“Oh my god…” Barbie dropped her food, her hands flinging wide. “You could smear it on their shorts or jeans or whatever they wear to work.”

“Wouldn’t they see that?” I asked.

“Not if it’s on the bum of their shorts. Who inspects the butt of a clean pair of clothing?”

“Make it look like they shit their pants before turning up for work?” Alan chortled. “That’d be gold!” He nodded to himself, obviously reliving his glory days.

Barbie grabbed her phone and then tapped in a search query. “How about taping a harmonica to the underside of the car?”

“What the hell does that do?” I asked.

“Makes a wheezing sound each time it starts from the air travelling through it?” Alan grinned. “That’s definitely one you need to try.”

“Glad wrapping the toilet…” she read. “Nope, boys stand up to piss so they’ll see that. Oh yes! Get on their social media and change their relationship status to being in a poly relationship with each other.”

“How the hell am I going to do that?” I asked.

“Swipe one of their phones. They’re probably not even smart enough to have a screen lock on it. Jump on Insta and make an ‘announcement.’”

I didn’t want to laugh, I didn’t, but my lips twitched anyway. Probably because I could hear the sound of a million thirsty girls’ hearts breaking when they saw that post.

“Laxatives?”

“That seems potentially medically dangerous,” I said.

“Ohh, what about this!” She held out her phone for me to look at, and my eyes widened as I read the screen.

“Putting a beef stock cube in the shower head trick?”

“What?” Alan asked.

“You unscrew the head, put one of those stock cubes in there, and then when someone turns it on—” I said.

“It’s like they’re showering in bone broth!”

The glee on Barbie’s face was maniacal, right before she leapt to her feet and then went rummaging through their tiny pantry. She trotted back holding out a foil wrapped container of stock cubes. “You gotta do it, Kendall. Please, please, PLEASE. Do this for me if not for yourself.”

I just stared at the metallic red and gold wrapping, able to smell the savoury scent of the stock cubes and see clearly how it would play out. Gage or Van would step under the shower, ready to have a scrub, and then a stream of brownish liquid would hit them…

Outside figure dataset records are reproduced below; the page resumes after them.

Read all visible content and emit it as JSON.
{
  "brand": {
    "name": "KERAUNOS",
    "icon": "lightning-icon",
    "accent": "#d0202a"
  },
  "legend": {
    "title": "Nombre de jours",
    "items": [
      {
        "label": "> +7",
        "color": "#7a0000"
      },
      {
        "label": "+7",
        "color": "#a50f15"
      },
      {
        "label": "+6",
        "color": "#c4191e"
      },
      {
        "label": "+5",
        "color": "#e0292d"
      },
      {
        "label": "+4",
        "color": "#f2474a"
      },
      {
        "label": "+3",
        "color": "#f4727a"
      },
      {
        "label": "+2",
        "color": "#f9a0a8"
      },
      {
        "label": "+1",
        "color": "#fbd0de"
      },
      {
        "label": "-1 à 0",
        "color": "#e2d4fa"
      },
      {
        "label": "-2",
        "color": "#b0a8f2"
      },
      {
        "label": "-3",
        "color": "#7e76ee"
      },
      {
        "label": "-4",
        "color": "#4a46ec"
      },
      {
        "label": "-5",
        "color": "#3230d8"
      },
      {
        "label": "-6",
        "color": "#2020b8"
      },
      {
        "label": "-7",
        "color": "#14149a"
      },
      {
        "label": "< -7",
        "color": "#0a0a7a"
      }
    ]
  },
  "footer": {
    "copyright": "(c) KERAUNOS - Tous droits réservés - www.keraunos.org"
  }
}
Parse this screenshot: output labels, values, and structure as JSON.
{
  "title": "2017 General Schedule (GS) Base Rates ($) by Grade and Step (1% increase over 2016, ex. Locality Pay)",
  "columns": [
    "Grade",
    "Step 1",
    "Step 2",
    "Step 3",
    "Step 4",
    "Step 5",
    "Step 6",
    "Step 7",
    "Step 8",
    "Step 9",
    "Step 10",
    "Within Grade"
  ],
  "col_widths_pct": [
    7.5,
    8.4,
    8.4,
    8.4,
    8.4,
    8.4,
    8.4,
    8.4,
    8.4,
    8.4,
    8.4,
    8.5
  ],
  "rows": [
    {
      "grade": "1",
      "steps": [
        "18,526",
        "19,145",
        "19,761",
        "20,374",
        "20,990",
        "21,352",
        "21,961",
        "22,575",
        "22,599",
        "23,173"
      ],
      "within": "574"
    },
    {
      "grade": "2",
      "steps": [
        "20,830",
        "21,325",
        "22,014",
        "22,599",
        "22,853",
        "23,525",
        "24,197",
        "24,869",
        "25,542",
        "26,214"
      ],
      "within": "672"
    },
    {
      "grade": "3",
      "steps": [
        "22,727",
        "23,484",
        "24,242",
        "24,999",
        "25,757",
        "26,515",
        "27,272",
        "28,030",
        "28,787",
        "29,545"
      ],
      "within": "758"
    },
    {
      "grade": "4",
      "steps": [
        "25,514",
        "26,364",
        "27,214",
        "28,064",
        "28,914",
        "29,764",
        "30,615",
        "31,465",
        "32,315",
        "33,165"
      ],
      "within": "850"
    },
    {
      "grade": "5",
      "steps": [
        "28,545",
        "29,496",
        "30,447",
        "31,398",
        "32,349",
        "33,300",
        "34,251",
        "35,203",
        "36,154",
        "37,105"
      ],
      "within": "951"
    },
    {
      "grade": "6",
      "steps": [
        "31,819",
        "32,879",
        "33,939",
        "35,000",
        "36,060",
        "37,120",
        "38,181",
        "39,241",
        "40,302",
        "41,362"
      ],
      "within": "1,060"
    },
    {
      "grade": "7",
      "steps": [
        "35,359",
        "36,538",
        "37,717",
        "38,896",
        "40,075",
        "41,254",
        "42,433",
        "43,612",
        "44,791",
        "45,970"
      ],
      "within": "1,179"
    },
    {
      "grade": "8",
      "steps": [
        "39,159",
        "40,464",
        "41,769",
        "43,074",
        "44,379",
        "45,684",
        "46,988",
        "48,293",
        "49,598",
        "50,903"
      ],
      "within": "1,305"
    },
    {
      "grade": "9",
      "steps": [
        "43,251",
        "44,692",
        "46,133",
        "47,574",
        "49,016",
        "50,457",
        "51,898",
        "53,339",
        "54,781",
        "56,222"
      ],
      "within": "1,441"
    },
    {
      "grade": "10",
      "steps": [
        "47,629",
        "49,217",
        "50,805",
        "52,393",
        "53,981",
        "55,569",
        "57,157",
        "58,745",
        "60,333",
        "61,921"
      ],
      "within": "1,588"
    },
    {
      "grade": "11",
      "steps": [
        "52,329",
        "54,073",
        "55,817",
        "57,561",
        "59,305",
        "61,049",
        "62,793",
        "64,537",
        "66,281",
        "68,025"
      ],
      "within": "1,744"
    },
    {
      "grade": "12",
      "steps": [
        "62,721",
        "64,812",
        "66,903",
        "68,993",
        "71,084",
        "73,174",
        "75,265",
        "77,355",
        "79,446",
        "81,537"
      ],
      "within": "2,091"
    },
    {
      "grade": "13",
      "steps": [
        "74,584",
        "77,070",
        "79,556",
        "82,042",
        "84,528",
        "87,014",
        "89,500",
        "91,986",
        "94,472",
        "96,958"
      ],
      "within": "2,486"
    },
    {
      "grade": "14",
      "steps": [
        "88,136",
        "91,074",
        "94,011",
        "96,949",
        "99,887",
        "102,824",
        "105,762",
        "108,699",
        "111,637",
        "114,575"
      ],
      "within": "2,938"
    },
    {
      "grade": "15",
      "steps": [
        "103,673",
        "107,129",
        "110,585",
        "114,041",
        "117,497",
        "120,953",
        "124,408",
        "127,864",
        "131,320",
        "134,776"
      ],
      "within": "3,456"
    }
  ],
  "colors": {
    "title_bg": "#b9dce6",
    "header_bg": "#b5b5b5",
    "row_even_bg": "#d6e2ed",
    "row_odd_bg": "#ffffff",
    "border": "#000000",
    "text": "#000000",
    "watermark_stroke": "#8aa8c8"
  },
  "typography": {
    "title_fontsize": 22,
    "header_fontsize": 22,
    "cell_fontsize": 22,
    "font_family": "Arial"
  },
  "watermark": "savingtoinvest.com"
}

Pranks were dumb. If anyone knew that, it was me. I knew exactly what happened if things went too far, but… Part of me wanted to be the one to instigate terror rather than be on the receiving end all the time. I reached out and grabbed the package and shoved it into my pocket.

“OK, you’re on.”

“Tell me you’re gonna video it,” she said. “You have to record this for posterity…” Her eyes rolled up as she started to think. “Also, social media. You could install a spy cam and—”

“No social media,” Alan said.

“Oh my god, you are no fun!” she shot back.

“Never leave behind evidence of your crime. It can and will be used against you—”

“In a court of law,” she finished heavily. “Thanks Law and Order: Prank Squad.” Her focus shifted back to me. “But ring me, all right? Preferably when it happens. I wanna hear the screams.”

If she wasn’t my friend, I’d be low key terrified of her, but I just nodded and then collected my stuff, ready to head back home.

No, to their place.

I couldn’t think of it as home, ever. No place that contained them in it would ever be home for me, but that didn’t mean I couldn’t have some fun in the meantime.